O movimento  das pessoas e carroças era completamente indiferente para os sem abrigo.


Em Connaught Place outros mendigos faziam fogueiras debaixo das arcadas do hotel Marina. 
No meio da praça estivemos a regatear o preço de uma motorizada. 
Feito o acordo o problema era com outro condutor que teimava em fazer o mesmo serviço.
Por pouco não houve uma rixa entre eles.


Regressámos ao YWCA Blue Triangle family Hostel.

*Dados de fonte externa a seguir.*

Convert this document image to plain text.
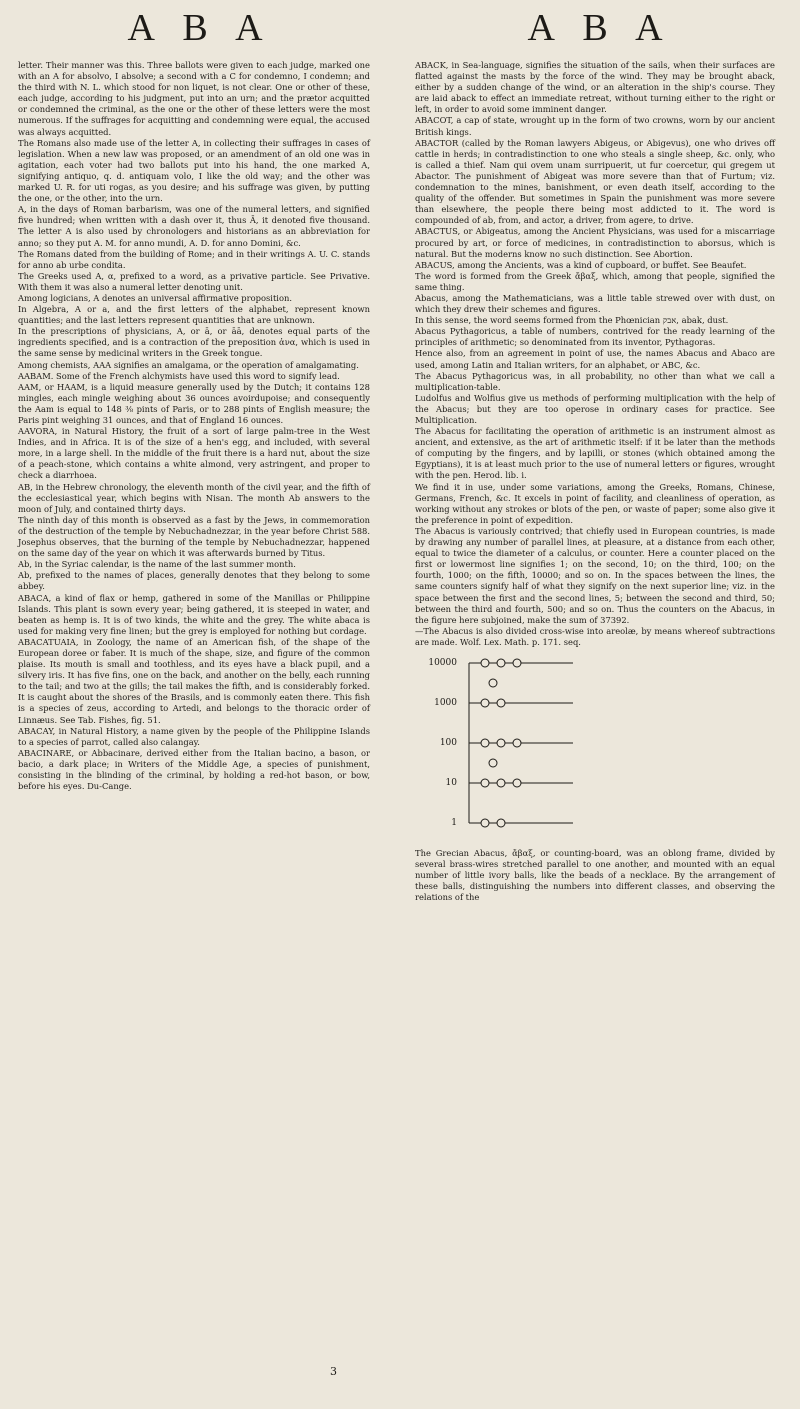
A B A	A B A

letter. Their manner was this. Three ballots were given to each judge, marked one with an A for absolvo, I absolve; a second with a C for condemno, I condemn; and the third with N. L. which stood for non liquet, is not clear. One or other of these, each judge, according to his judgment, put into an urn; and the prætor acquitted or condemned the criminal, as the one or the other of these letters were the most numerous. If the suffrages for acquitting and condemning were equal, the accused was always acquitted.

The Romans also made use of the letter A, in collecting their suffrages in cases of legislation. When a new law was proposed, or an amendment of an old one was in agitation, each voter had two ballots put into his hand, the one marked A, signifying antiquo, q. d. antiquam volo, I like the old way; and the other was marked U. R. for uti rogas, as you desire; and his suffrage was given, by putting the one, or the other, into the urn.

A, in the days of Roman barbarism, was one of the numeral letters, and signified five hundred; when written with a dash over it, thus Ā, it denoted five thousand. The letter A is also used by chronologers and historians as an abbreviation for anno; so they put A. M. for anno mundi, A. D. for anno Domini, &c.

The Romans dated from the building of Rome; and in their writings A. U. C. stands for anno ab urbe condita.

The Greeks used A, α, prefixed to a word, as a privative particle. See Privative. With them it was also a numeral letter denoting unit.

Among logicians, A denotes an universal affirmative proposition.

In Algebra, A or a, and the first letters of the alphabet, represent known quantities; and the last letters represent quantities that are unknown.

In the prescriptions of physicians, A, or ā, or āā, denotes equal parts of the ingredients specified, and is a contraction of the preposition ἀνα, which is used in the same sense by medicinal writers in the Greek tongue.

Among chemists, AAA signifies an amalgama, or the operation of amalgamating.

AABAM. Some of the French alchymists have used this word to signify lead.

AAM, or HAAM, is a liquid measure generally used by the Dutch; it contains 128 mingles, each mingle weighing about 36 ounces avoirdupoise; and consequently the Aam is equal to 148 ⅜ pints of Paris, or to 288 pints of English measure; the Paris pint weighing 31 ounces, and that of England 16 ounces.

AAVORA, in Natural History, the fruit of a sort of large palm-tree in the West Indies, and in Africa. It is of the size of a hen's egg, and included, with several more, in a large shell. In the middle of the fruit there is a hard nut, about the size of a peach-stone, which contains a white almond, very astringent, and proper to check a diarrhoea.

AB, in the Hebrew chronology, the eleventh month of the civil year, and the fifth of the ecclesiastical year, which begins with Nisan. The month Ab answers to the moon of July, and contained thirty days.

The ninth day of this month is observed as a fast by the Jews, in commemoration of the destruction of the temple by Nebuchadnezzar, in the year before Christ 588. Josephus observes, that the burning of the temple by Nebuchadnezzar, happened on the same day of the year on which it was afterwards burned by Titus.

Ab, in the Syriac calendar, is the name of the last summer month.

Ab, prefixed to the names of places, generally denotes that they belong to some abbey.

ABACA, a kind of flax or hemp, gathered in some of the Manillas or Philippine Islands. This plant is sown every year; being gathered, it is steeped in water, and beaten as hemp is. It is of two kinds, the white and the grey. The white abaca is used for making very fine linen; but the grey is employed for nothing but cordage.

ABACATUAIA, in Zoology, the name of an American fish, of the shape of the European doree or faber. It is much of the shape, size, and figure of the common plaise. Its mouth is small and toothless, and its eyes have a black pupil, and a silvery iris. It has five fins, one on the back, and another on the belly, each running to the tail; and two at the gills; the tail makes the fifth, and is considerably forked. It is caught about the shores of the Brasils, and is commonly eaten there. This fish is a species of zeus, according to Artedi, and belongs to the thoracic order of Linnæus. See Tab. Fishes, fig. 51.

ABACAY, in Natural History, a name given by the people of the Philippine Islands to a species of parrot, called also calangay.

ABACINARE, or Abbacinare, derived either from the Italian bacino, a bason, or bacio, a dark place; in Writers of the Middle Age, a species of punishment, consisting in the blinding of the criminal, by holding a red-hot bason, or bow, before his eyes. Du-Cange.

ABACK, in Sea-language, signifies the situation of the sails, when their surfaces are flatted against the masts by the force of the wind. They may be brought aback, either by a sudden change of the wind, or an alteration in the ship's course. They are laid aback to effect an immediate retreat, without turning either to the right or left, in order to avoid some imminent danger.

ABACOT, a cap of state, wrought up in the form of two crowns, worn by our ancient British kings.

ABACTOR (called by the Roman lawyers Abigeus, or Abigevus), one who drives off cattle in herds; in contradistinction to one who steals a single sheep, &c. only, who is called a thief. Nam qui ovem unam surripuerit, ut fur coercetur, qui gregem ut Abactor. The punishment of Abigeat was more severe than that of Furtum; viz. condemnation to the mines, banishment, or even death itself, according to the quality of the offender. But sometimes in Spain the punishment was more severe than elsewhere, the people there being most addicted to it. The word is compounded of ab, from, and actor, a driver, from agere, to drive.

ABACTUS, or Abigeatus, among the Ancient Physicians, was used for a miscarriage procured by art, or force of medicines, in contradistinction to aborsus, which is natural. But the moderns know no such distinction. See Abortion.

ABACUS, among the Ancients, was a kind of cupboard, or buffet. See Beaufet.

The word is formed from the Greek ἄβαξ, which, among that people, signified the same thing.

Abacus, among the Mathematicians, was a little table strewed over with dust, on which they drew their schemes and figures.

In this sense, the word seems formed from the Phœnician אבק, abak, dust.

Abacus Pythagoricus, a table of numbers, contrived for the ready learning of the principles of arithmetic; so denominated from its inventor, Pythagoras.

Hence also, from an agreement in point of use, the names Abacus and Abaco are used, among Latin and Italian writers, for an alphabet, or ABC, &c.

The Abacus Pythagoricus was, in all probability, no other than what we call a multiplication-table.

Ludolfus and Wolfius give us methods of performing multiplication with the help of the Abacus; but they are too operose in ordinary cases for practice. See Multiplication.

The Abacus for facilitating the operation of arithmetic is an instrument almost as ancient, and extensive, as the art of arithmetic itself: if it be later than the methods of computing by the fingers, and by lapilli, or stones (which obtained among the Egyptians), it is at least much prior to the use of numeral letters or figures, wrought with the pen. Herod. lib. i.

We find it in use, under some variations, among the Greeks, Romans, Chinese, Germans, French, &c. It excels in point of facility, and cleanliness of operation, as working without any strokes or blots of the pen, or waste of paper; some also give it the preference in point of expedition.

The Abacus is variously contrived; that chiefly used in European countries, is made by drawing any number of parallel lines, at pleasure, at a distance from each other, equal to twice the diameter of a calculus, or counter. Here a counter placed on the first or lowermost line signifies 1; on the second, 10; on the third, 100; on the fourth, 1000; on the fifth, 10000; and so on. In the spaces between the lines, the same counters signify half of what they signify on the next superior line; viz. in the space between the first and the second lines, 5; between the second and third, 50; between the third and fourth, 500; and so on. Thus the counters on the Abacus, in the figure here subjoined, make the sum of 37392.

—The Abacus is also divided cross-wise into areolæ, by means whereof subtractions are made. Wolf. Lex. Math. p. 171. seq.

10000
1000
100
10
1

The Grecian Abacus, ἄβαξ, or counting-board, was an oblong frame, divided by several brass-wires stretched parallel to one another, and mounted with an equal number of little ivory balls, like the beads of a necklace. By the arrangement of these balls, distinguishing the numbers into different classes, and observing the relations of the

3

No dia seguinte o almoço foi no hotel The Imperial. Instalações luxuosas, tipicamente britânico, com um amplo jardim, repleto de palmeiras, em redor de uma piscina.

O serviço era também rigoroso embora, naquela tarde, um empregado não reparou na porta de vidro e transformou-a em cacos.
 Três semanas após o início da viagem saboreámos um bife de vaca. Não faz parte da nossa dieta alimentar mas a oportunidade não podia ser desperdiçada.


O jantar foi numa outra YWCA., na International Guest House.
Uma surpresa.



Comida excelente e a sobremesa ainda era melhor. O serviço de mesa era feito por um homem de idade. Muito atencioso e simpático que nos oferecia sempre mais comida.
Fomos lá outra vez.


Deli - sight seeing
Deli - sight seeing


Em ambas as YWCA havia fotografias de turistas desaparecidos – todos eles jovens.


Outra particularidade era a segurança.

Durante a noite a vigilância era feita por um homem armado. Qualquer saída ou entrada era controlada.




O dia seguinte foi uma viagem num autocarro de turismo. 
Barato, 7,5 rupias
. Na nova e velha Deli. 
Deu para conhecer algumas avenidas, essencialmente em zonas mais distantes do centro da cidade.

Jardim Ghandi
Jardim Ghandi

 

O jardim Gandhi, The Mahatma Gandhi Park of Delhi,,  foi um dos locais que visitámos. 

Hoje é possível chegar através do metro.

Está localizado próximo da estação de caminhos de ferro em Old Deli.

O acesso era gratuito e o espaço não era muito grande. É onde está a tumulo de Ghandi. Nesta área, do mausoléu, só se podia andar descalço.


Fomos também visitar o forte de Deli que está classificado pela UNESCO.

Assemelha-se ao de Agra. 
Feito de pedra vermelha, no interior tinha espaços ajardinados. 

Foi construido no sec. XVII por Shahjahan, o mesmo imperador que decidiu edificar o Taj Mahal.
 Com a mesma opulência. Palácios enormes, com ornamentos de ouro, prata e pedras preciosas.




Um mar de gente estava à porta do forte. Vendiam souvenires ou ofereciam-se como guias. O guia avisou para se ter cuidado com as carteiras.


Neste espaço também estavam muitos policias. Com canas. 
Num dia, próximo da estação dos caminhos de ferro vimo-los em acção. Não eram meigos e davam fortes pancadas nas pessoas com as canas.

À entrada do forte também havia uma barra metálica, envolvida com longas superfícies pontiagudas.


Situação extrema foi a que vimos próximo do forte, no acesso a um templo.

Era uma rua não muito estreita. A parte central tinha pequenos tanques que deviam ser decorativos, com água. Quando da nossa visita estavam cheios de lixo e excremento.
Os passeios tinham muita gente, a maioria encostados às paredes. Esperavam por uma esmola. Eram, na maioria, mutilados.
Uns tinham uma atitude passiva. Outras encostavam-se aos turistas.
Um deles, sem pernas, apoiava-se na barriga, dava saltos enquanto berrava.


Um ambiente dantesco. 
Com muito cuidado conseguimos atingir o sopé da escadaria do templo.
Subimos algumas escadas e virados para o caminho víamos uma das piores cenas em toda a viagem pela Índia.
 Nas escadas também estavam vários mutilados. 


Um deles, sem pernas e com apoios de pele nas mãos começou a perseguir a E. Escada acima, escada abaixo.
 Foi de imediato a fuga. 
Nem deu para espreitar o templo.


Para nós terminou aqui o passeio turístico desta tarde..


Air India
Air India

No dia seguinte foi o voo para Mumbai onde fizemos escala a caminho de Colombo.


Contrariando uma ideia vulgarizada, o avião e o serviço da Air Índia não era mau. 
Música brasileira dava um ambiente diferente ao voo.


O aeroporto de Mumbai estava cheio de gente. Não foi fácil o transfer. Tivemos de correr.


Cansados e com calor entrámos no aparelho da Air Lanka que estava cheio de gente e com um ar denso.